Moe. We zijn het allemaal wel eens. Na een korte of gebroken nacht bijvoorbeeld. Of wanneer je een lange werkdag achter de rug hebt. Een nachtje goed slapen of een lekkere vakantie en je hebt weer nieuwe energie. Het klinkt zo zeikerig, “ik ben moe”. Aanstellerig misschien zelfs. Of als een excuus. Dat komt misschien ook omdat moe zijn de normaalste zaak van de wereld is. Niet opmerkelijk of zorgwekkend.

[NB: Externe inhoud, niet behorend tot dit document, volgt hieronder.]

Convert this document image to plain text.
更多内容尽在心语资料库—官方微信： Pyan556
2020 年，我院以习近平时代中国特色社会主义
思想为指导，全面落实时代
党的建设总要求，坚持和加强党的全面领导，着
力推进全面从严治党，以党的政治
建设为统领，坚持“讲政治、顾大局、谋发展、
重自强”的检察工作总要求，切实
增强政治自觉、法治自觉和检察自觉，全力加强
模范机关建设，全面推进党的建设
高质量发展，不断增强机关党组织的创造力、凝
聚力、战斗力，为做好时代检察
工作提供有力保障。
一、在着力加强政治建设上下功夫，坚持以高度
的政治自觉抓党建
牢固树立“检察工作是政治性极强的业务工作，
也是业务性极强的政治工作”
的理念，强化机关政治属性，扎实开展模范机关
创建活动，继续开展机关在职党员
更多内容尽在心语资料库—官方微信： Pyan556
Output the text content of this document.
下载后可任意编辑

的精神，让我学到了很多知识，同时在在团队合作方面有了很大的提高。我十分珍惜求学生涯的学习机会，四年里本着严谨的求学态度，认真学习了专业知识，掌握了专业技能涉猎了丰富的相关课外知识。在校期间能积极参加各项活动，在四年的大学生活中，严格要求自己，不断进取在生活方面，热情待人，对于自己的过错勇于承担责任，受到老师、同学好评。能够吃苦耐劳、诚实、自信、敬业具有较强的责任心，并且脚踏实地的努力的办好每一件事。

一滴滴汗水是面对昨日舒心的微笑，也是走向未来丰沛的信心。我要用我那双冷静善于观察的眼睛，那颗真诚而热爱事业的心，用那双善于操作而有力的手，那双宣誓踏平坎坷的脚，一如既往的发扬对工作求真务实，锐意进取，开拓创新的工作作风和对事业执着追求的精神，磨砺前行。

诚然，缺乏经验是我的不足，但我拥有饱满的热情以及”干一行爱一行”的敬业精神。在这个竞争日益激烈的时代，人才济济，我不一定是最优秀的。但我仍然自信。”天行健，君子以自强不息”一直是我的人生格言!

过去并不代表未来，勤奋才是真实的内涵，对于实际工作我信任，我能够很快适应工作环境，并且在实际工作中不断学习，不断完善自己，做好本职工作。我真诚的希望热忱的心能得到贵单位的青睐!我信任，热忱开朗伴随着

Gisteren had mijn trein vanuit Amsterdam vertraging waardoor ik Utrecht mijn overstap niet haalde. Ik stapte uit, wachtte op de volgende trein en stapte in. Blindelings. Toen de trein stopte bij station Driebergen-Zeist ging er pas een lampje branden. Verkeerde trein. *&^@%!^@%%!. Op het andere perron vertrok vrijwel direct een trein terug naar Utrecht, maar die mistte ik natuurlijk. Resultaat? Blinde paniek. Ik moest een half uur wachten op de trein terug naar Utrecht, waar ik vervolgens in de JUISTE trein naar Den Bosch zou kunnen stappen. Je denkt nu vast: ja super kut, maar niet het einde van de wereld, toch? Klopt helemaal. Is het ook absoluut niet. Het is onhandig, duurt wat langer en inderdaad niet leuk. Maar helemaal geen reden tot paniek. Toch had ik het. Terwijl ik nu denk: jeetje mina.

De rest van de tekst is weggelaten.